Heute ging es in der Selbsthilfegruppe um das Thema Gedankenkreisen, alias Grübeln, was krankhaft werden kann. Ich verbringe derzeit den halben Tag mit Grübeln, ist das schlecht? Ja. Ist es kontrollierbar? Nein. Will ich es ändern? Ja. Kann ich es ändern? Nein. Es ist wie die Wikipedia-Beschreibung bei Google schon sagt, ein Teufelskreis. Hinzu kommt, dass ich krank werde. Das liegt an meiner Nervenerkrankung, denn dadurch muss ich drei Mal wöchentlich zum Spritzen. Das bedeutet Wartezimmer unter vielen erkälteten Leuten. Jezt hat es mich erwischt und die Nase läuft schon, der Hals kratzt. Zum Geburtstag meiner Tante dem 70. werde ich krank sein, zum Bundestreffen und zu meinem Geburtstag, das macht mich wütend, denn der Schub kam, weil keiner sich die Zeit nehmen wollte, mir meine Medikamente vorbeizubringen.
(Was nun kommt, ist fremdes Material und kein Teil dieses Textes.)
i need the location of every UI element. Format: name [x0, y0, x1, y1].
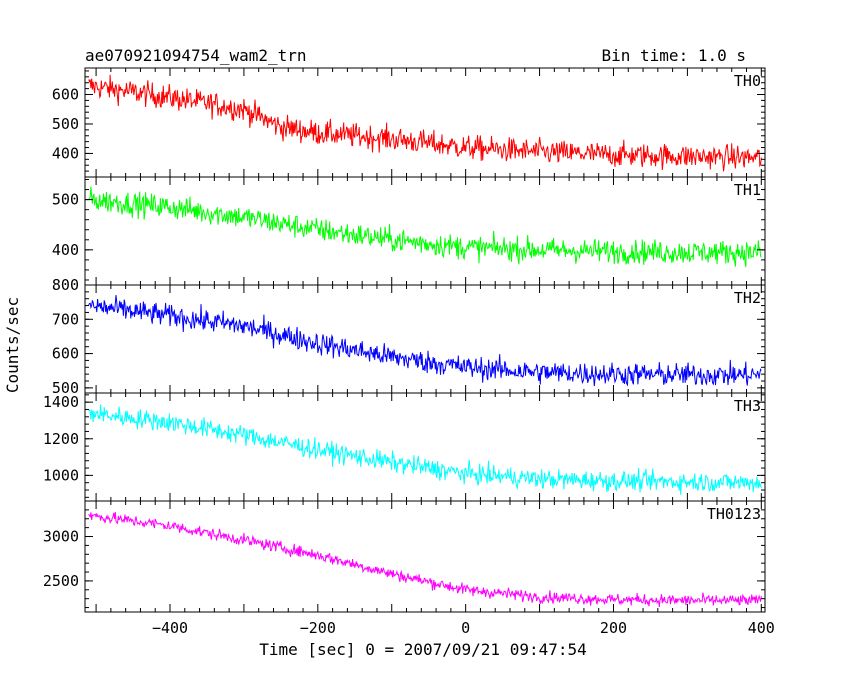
- panel-frame: [84, 500, 766, 613]
- x-axis-label: Time [sec] 0 = 2007/09/21 09:47:54: [259, 640, 587, 659]
- x-tick-label: −400: [152, 619, 188, 637]
- y-tick-label: 2500: [43, 572, 79, 590]
- y-tick-label: 500: [52, 379, 79, 397]
- series-line-th1: [88, 186, 762, 268]
- series-line-th0123: [88, 511, 762, 607]
- y-tick-label: 400: [52, 144, 79, 162]
- chart-title: ae070921094754_wam2_trn: [85, 46, 307, 65]
- panel-name-th3: TH3: [734, 397, 761, 415]
- y-tick-label: 1200: [43, 430, 79, 448]
- y-tick-label: 1000: [43, 466, 79, 484]
- y-tick-label: 3000: [43, 528, 79, 546]
- x-tick-label: 0: [461, 619, 470, 637]
- panel-name-th1: TH1: [734, 181, 761, 199]
- panel-frame: [84, 176, 766, 286]
- y-tick-label: 500: [52, 115, 79, 133]
- panel-th3: 1000 1200 1400 TH3: [43, 392, 766, 502]
- y-tick-label: 800: [52, 276, 79, 294]
- panel-th0: 400 500 600 TH0: [52, 67, 766, 178]
- series-line-th0: [88, 74, 762, 172]
- panel-name-th0123: TH0123: [707, 505, 761, 523]
- panel-name-th2: TH2: [734, 289, 761, 307]
- y-tick-label: 500: [52, 191, 79, 209]
- x-tick-label: 400: [748, 619, 775, 637]
- y-tick-label: 700: [52, 310, 79, 328]
- series-line-th3: [88, 404, 762, 495]
- panel-th2: 500 600 700 800 TH2: [52, 276, 766, 397]
- y-tick-label: 400: [52, 241, 79, 259]
- panel-th1: 400 500 TH1: [52, 176, 766, 286]
- y-axis-label: Counts/sec: [3, 297, 22, 393]
- panel-name-th0: TH0: [734, 72, 761, 90]
- x-tick-label: −200: [300, 619, 336, 637]
- panels-group: 400 500 600 TH0 400 500 TH1 500 600 700 800 TH2 1000…: [43, 67, 775, 637]
- series-line-th2: [88, 294, 762, 387]
- y-tick-label: 1400: [43, 393, 79, 411]
- x-tick-label: 200: [600, 619, 627, 637]
- bin-time-label: Bin time: 1.0 s: [602, 46, 747, 65]
- y-tick-label: 600: [52, 86, 79, 104]
- panel-th0123: 2500 3000 TH0123: [43, 500, 766, 613]
- y-tick-label: 600: [52, 345, 79, 363]
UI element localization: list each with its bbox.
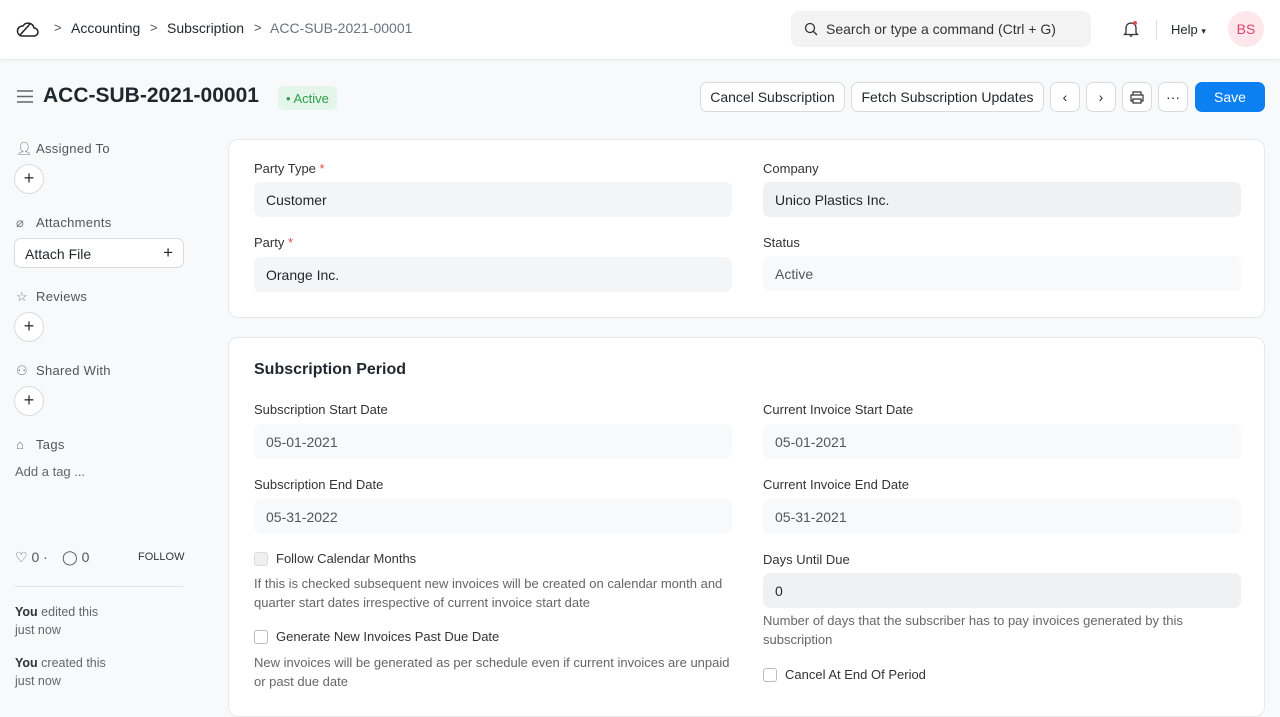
search-icon (804, 22, 818, 36)
status-field: Active (763, 256, 1241, 291)
navbar: > Accounting > Subscription > ACC-SUB-20… (0, 0, 1280, 59)
subscription-period-section: Subscription Period Subscription Start D… (228, 337, 1265, 717)
follow-calendar-checkbox[interactable] (254, 552, 268, 566)
activity-text: edited this (37, 605, 99, 619)
end-date-field: 05-31-2022 (254, 499, 732, 534)
previous-button[interactable]: ‹ (1050, 82, 1080, 112)
add-review-button[interactable]: + (14, 312, 44, 342)
breadcrumb-current[interactable]: ACC-SUB-2021-00001 (270, 20, 413, 36)
search-placeholder: Search or type a command (Ctrl + G) (826, 21, 1056, 37)
heart-icon: ♡ (15, 549, 28, 565)
status-badge: • Active (278, 86, 337, 110)
status-label: Status (763, 235, 800, 250)
breadcrumb-subscription[interactable]: Subscription (167, 20, 245, 36)
fetch-updates-button[interactable]: Fetch Subscription Updates (851, 82, 1044, 112)
like-count: 0 (31, 549, 40, 565)
cancel-subscription-button[interactable]: Cancel Subscription (700, 82, 845, 112)
comment-count: 0 (81, 549, 90, 565)
comment-count-button[interactable]: ◯ 0 (62, 549, 89, 566)
activity-time: just now (15, 674, 61, 688)
party-type-label: Party Type * (254, 161, 325, 176)
plus-icon: + (163, 243, 173, 262)
label-text: Party (254, 235, 285, 250)
assigned-to-label: Assigned To (36, 141, 110, 156)
party-label: Party * (254, 235, 293, 250)
details-section: Party Type * Customer Company Unico Plas… (228, 139, 1265, 318)
chevron-left-icon: ‹ (1062, 89, 1068, 105)
activity-text: created this (37, 656, 106, 670)
cancel-at-end-label: Cancel At End Of Period (785, 667, 926, 682)
add-assignee-button[interactable]: + (14, 164, 44, 194)
follow-calendar-description: If this is checked subsequent new invoic… (254, 576, 723, 610)
follow-calendar-label: Follow Calendar Months (276, 551, 417, 566)
help-label: Help (1171, 22, 1198, 37)
tags-label: Tags (36, 437, 65, 452)
current-start-field: 05-01-2021 (763, 424, 1241, 459)
activity-item: You created this just now (15, 654, 106, 690)
company-field[interactable]: Unico Plastics Inc. (763, 182, 1241, 217)
required-marker: * (287, 235, 294, 250)
add-tag-link[interactable]: Add a tag ... (15, 464, 86, 479)
menu-icon[interactable] (17, 90, 33, 103)
tag-icon: ⌂ (16, 437, 24, 452)
search-input[interactable]: Search or type a command (Ctrl + G) (791, 11, 1091, 47)
comment-icon: ◯ (62, 549, 78, 565)
chevron-down-icon: ▾ (1201, 26, 1206, 36)
next-button[interactable]: › (1086, 82, 1116, 112)
bell-icon[interactable] (1123, 20, 1139, 38)
help-dropdown[interactable]: Help ▾ (1171, 22, 1206, 37)
save-button[interactable]: Save (1195, 82, 1265, 112)
print-button[interactable] (1122, 82, 1152, 112)
add-share-button[interactable]: + (14, 386, 44, 416)
breadcrumb-separator: > (54, 20, 62, 35)
required-marker: * (319, 161, 325, 176)
app-logo-icon[interactable] (16, 20, 40, 38)
like-button[interactable]: ♡ 0 · (15, 549, 48, 565)
section-heading: Subscription Period (254, 361, 407, 378)
generate-past-due-label: Generate New Invoices Past Due Date (276, 629, 500, 644)
paperclip-icon: ⌀ (16, 215, 24, 230)
page-title: ACC-SUB-2021-00001 (43, 84, 259, 107)
chevron-right-icon: › (1098, 89, 1104, 105)
divider (15, 586, 183, 587)
activity-item: You edited this just now (15, 603, 98, 639)
user-icon: 👤︎ (16, 141, 33, 156)
avatar[interactable]: BS (1228, 11, 1264, 47)
days-until-due-field[interactable]: 0 (763, 573, 1241, 608)
reviews-label: Reviews (36, 289, 88, 304)
cancel-at-end-checkbox[interactable] (763, 668, 777, 682)
current-end-label: Current Invoice End Date (763, 477, 909, 492)
activity-user: You (15, 656, 38, 670)
current-end-field: 05-31-2021 (763, 499, 1241, 534)
party-type-field[interactable]: Customer (254, 182, 732, 217)
party-field[interactable]: Orange Inc. (254, 257, 732, 292)
attach-file-button[interactable]: Attach File + (14, 238, 184, 268)
activity-time: just now (15, 623, 61, 637)
generate-past-due-checkbox[interactable] (254, 630, 268, 644)
generate-past-due-description: New invoices will be generated as per sc… (254, 655, 730, 689)
attach-file-label: Attach File (25, 246, 92, 262)
follow-button[interactable]: FOLLOW (138, 551, 185, 563)
status-badge-label: Active (293, 91, 329, 106)
star-icon: ☆ (16, 289, 28, 304)
start-date-label: Subscription Start Date (254, 402, 388, 417)
end-date-label: Subscription End Date (254, 477, 384, 492)
more-button[interactable]: ··· (1158, 82, 1188, 112)
divider (1156, 20, 1157, 40)
label-text: Party Type (254, 161, 316, 176)
days-until-due-label: Days Until Due (763, 552, 850, 567)
breadcrumb-accounting[interactable]: Accounting (71, 20, 141, 36)
activity-user: You (15, 605, 38, 619)
start-date-field: 05-01-2021 (254, 424, 732, 459)
attachments-label: Attachments (36, 215, 112, 230)
shared-with-label: Shared With (36, 363, 111, 378)
breadcrumb-separator: > (254, 20, 262, 35)
breadcrumb-separator: > (150, 20, 158, 35)
company-label: Company (763, 161, 819, 176)
printer-icon (1130, 91, 1144, 104)
current-start-label: Current Invoice Start Date (763, 402, 914, 417)
days-until-due-description: Number of days that the subscriber has t… (763, 613, 1183, 647)
users-icon: ⚇ (16, 363, 28, 378)
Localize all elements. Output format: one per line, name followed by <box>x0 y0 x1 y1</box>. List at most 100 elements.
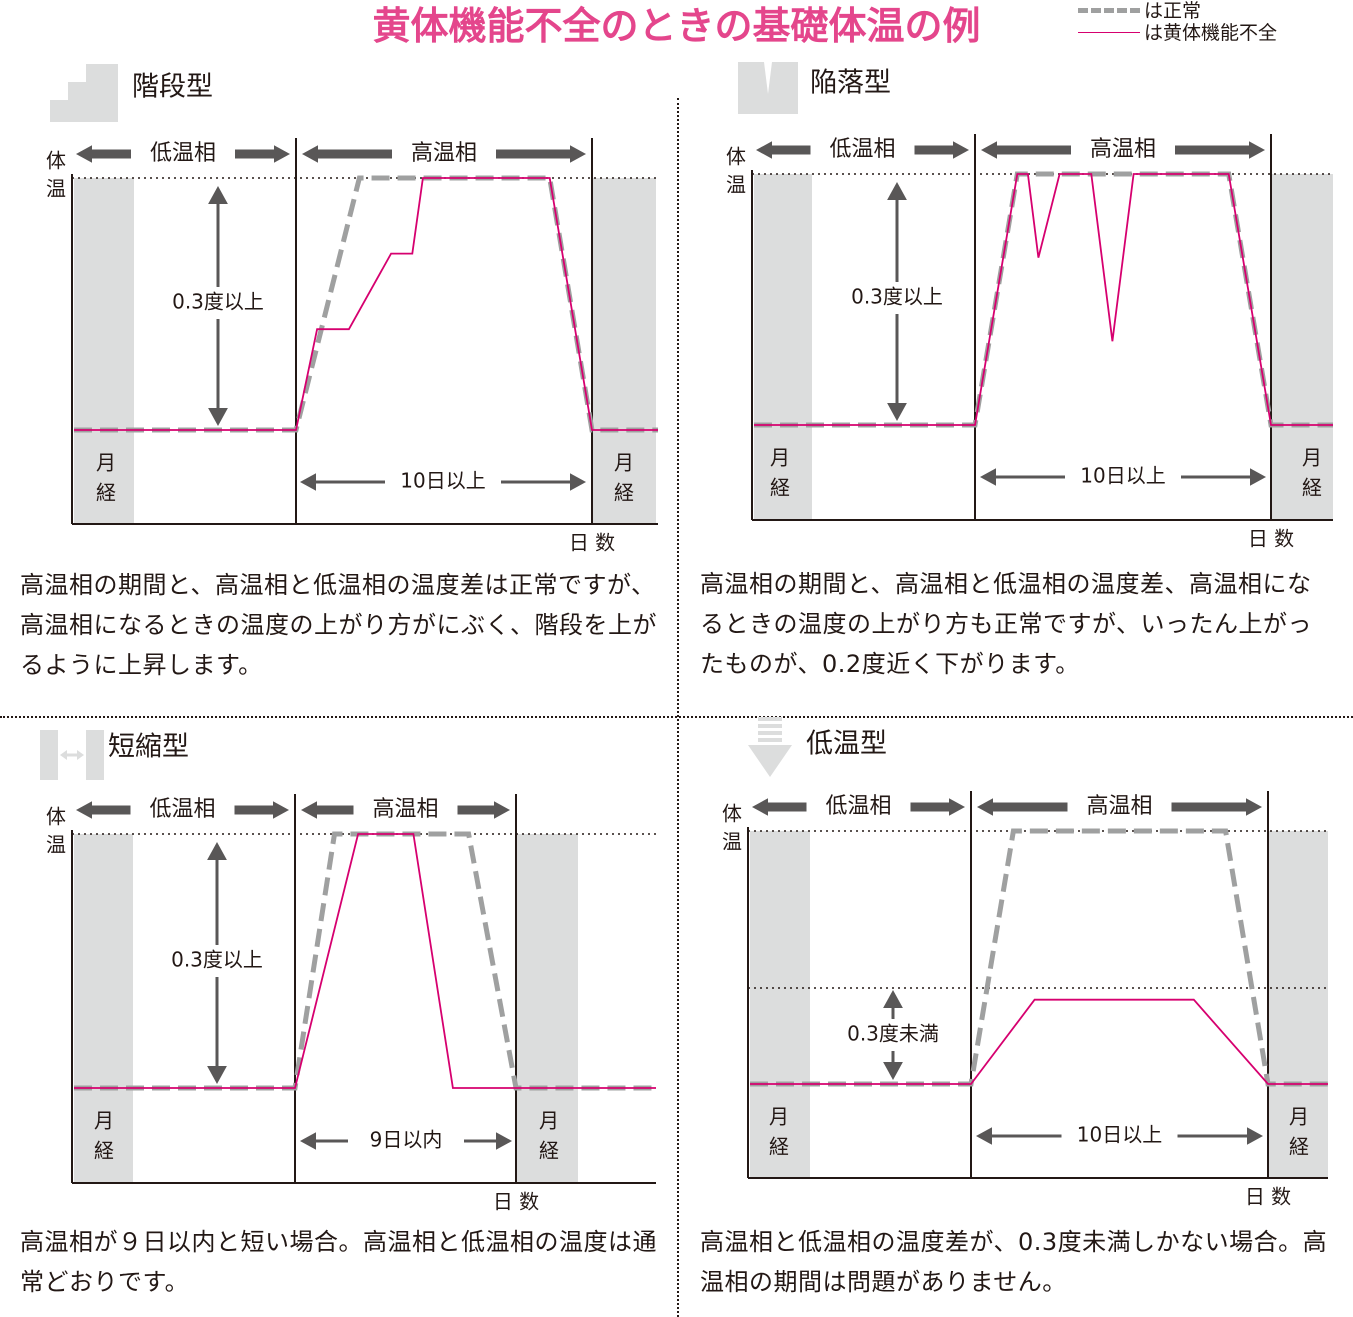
legend-item-normal: は正常 <box>1078 0 1348 22</box>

Ich schwanke mit meinen Gedanken wie bereits erwähnt hin und her. Entscheiden kann ich mich noch nicht. Aber ich nehme mir die Freiheit es auch nicht zu müssen. Wieso auch? Ich war schon immer jemand, der gegen den Strom schwamm, wieso nicht weiter so? Die Gesellschaft ist merkwürdig, ich noch mehr. Sich die Freiheit zu nehmen, sich nicht zu entscheiden, ist ein Privileg, das ich mir einfach nehme.